The Kimball Public School Board is in the hiring process of finding a new school nurse after the board approved Emily Stull’s resignation last Monday night, Aug., 14, during their regular meeting.

For the coming school year, Kimball Public Schools will serve locally raised beef, according to the report by Danessa Terrill, Food Service Director for the district.

Terrill reported to the Board that KPS partnered with Farm Bureau, who donated one beef. The school district had the beef processed, and originally thought the entire animal would be processed as ground beef.

“The processor called me and said this is such great meat it doesn’t all need to be made into patties and ground hamburger,” Terrill said.

After hearing that great news, Terrill asked to have some cut into roast in addition to hamburger patties and ground beef.

According to Superintendent Marshall Lewis, the Farm-to-School program was thought to be a break-even program and was all about getting healthier food products for students and teachers. However, in the end, not only did everyone get better beef, but the budget got to keep a few extra dollars.

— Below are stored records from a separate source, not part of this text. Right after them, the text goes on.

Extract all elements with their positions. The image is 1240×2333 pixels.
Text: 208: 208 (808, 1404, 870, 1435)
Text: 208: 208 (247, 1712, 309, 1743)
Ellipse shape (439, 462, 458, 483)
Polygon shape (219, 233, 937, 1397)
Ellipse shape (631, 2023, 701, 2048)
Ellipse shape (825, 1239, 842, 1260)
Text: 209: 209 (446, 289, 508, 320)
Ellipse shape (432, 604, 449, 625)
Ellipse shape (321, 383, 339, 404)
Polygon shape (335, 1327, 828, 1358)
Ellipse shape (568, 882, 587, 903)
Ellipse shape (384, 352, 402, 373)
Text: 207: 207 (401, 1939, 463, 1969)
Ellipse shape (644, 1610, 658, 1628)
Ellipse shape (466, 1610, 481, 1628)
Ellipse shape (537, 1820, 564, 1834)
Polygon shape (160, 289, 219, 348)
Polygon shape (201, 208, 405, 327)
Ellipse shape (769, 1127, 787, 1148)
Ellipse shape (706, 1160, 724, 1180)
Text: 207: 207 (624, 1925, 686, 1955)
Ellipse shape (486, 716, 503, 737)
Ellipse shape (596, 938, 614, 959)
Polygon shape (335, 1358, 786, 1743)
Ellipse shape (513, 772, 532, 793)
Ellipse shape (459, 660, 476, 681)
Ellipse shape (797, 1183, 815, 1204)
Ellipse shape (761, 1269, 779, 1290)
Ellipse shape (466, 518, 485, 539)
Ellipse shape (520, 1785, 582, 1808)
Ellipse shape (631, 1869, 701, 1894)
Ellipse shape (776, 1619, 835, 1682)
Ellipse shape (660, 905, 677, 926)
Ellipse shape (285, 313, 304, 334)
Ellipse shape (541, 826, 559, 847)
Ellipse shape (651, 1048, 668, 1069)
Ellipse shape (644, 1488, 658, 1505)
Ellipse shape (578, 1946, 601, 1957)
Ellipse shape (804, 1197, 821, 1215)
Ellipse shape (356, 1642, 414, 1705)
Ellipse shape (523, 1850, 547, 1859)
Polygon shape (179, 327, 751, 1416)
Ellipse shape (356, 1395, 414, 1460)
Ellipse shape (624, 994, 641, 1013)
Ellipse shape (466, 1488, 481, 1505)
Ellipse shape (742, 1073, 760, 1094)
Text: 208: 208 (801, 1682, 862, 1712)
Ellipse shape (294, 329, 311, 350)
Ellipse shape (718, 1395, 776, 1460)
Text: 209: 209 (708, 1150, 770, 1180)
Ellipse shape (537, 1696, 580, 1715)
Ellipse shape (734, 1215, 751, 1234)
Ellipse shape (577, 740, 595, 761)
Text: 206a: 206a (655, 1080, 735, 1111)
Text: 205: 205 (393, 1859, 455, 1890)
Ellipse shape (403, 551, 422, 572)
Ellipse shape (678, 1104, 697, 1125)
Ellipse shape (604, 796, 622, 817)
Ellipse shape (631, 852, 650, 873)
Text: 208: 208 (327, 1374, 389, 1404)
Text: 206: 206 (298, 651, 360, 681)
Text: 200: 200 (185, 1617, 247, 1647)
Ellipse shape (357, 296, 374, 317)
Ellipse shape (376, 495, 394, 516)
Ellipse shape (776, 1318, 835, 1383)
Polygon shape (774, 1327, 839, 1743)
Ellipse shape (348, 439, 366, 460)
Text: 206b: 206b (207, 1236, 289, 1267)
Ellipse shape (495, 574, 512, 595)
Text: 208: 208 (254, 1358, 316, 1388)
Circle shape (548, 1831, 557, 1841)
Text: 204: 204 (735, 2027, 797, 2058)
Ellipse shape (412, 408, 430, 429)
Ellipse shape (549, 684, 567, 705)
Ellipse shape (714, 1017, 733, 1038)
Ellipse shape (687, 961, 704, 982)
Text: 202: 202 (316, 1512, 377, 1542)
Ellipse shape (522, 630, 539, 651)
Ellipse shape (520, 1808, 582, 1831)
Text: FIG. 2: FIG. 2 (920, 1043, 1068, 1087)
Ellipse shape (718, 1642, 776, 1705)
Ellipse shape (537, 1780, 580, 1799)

Because the school had only to pay for processing, the total was under $630 for about 350 pounds of local beef after processing.

“For 350 pounds of beef from the vendor, it would have cost us around $1,124,” Terrill said.

Lewis and Terrill consider this a win-win for everyone, better quality, as well as, a little change not spent.

Where the Farm-to-School program will go next locally is still under consideration. Terrill is considering trying to get more than one beef.

“Farm Bureau has been phenomenal through this entire process,” added Lewis.

Terrill added that 350 pounds of beef lasted both Mary Lynch and the High School about half of the school year. Terrill kept the roasts for the older students and served those throughout the year.

Additionally, Terrill said that the totals for the summer breakfast and lunch tallies are in and the numbers this summer are up from the summer of 2016. For breakfast this summer, the program served 1,107 kids and 12 paying adults. Lunch totals were even higher, with 2,669 kids and 158 paying adults.

“We even had some community members that didn’t have kids come join us for meals,” Terrill reported.